"Love (III)" is built around a central conceit, an extended metaphor: the image of God as an innkeeper, the host of a tavern that might equally be a church or heaven itself.
As the poem begins, the speaker enters a hall where God is serving a feast, but lingers by the door, ashamed of the "dust and sin" that stain his soul. Like a good host, "quick-eyed" God spots this anxious guest and checks in, using the language a 17th-century bartender would: asking what a customer "lacked" was that era's way of saying "What do you want?"
The gently funny image of God as a publican, wiping their hands on their apron, brings a matter of cosmic weight down to earth, insisting that God cares about every ordinary, humble life, no matter how imperfect.

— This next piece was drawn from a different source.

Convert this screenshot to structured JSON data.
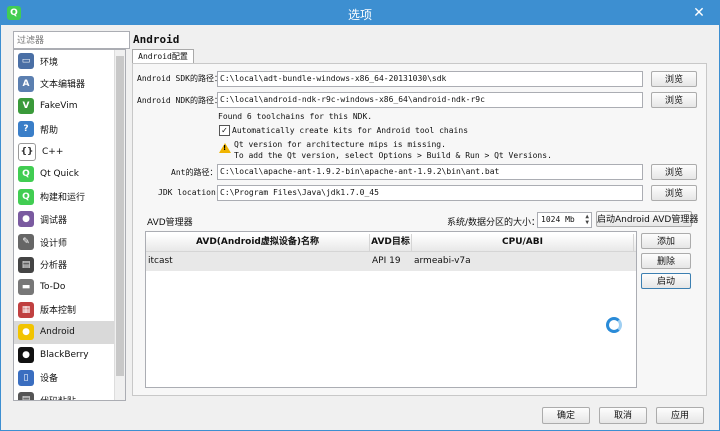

The ethereal and the earthly mingle again when God tells the speaker that he "must sit down" and "taste my meat." (Note that "meat" just meant "food" in Herbert's era.) There are layers of metaphorical meaning here: the tavern meal, in this image, suggests both the ritual of communion and the "feast" of God's presence, the direct encounter with divine love that Christianity promises will come in heaven.
The poem's conceit, then, sticks a pin through three elements of human life as Herbert saw it: the everyday world of eating and drinking, the sacred world of religious ritual, and the transcendence of heaven. A bounteous, loving, forgiving, and gentle God, the poem suggests, is present in all of these places at once.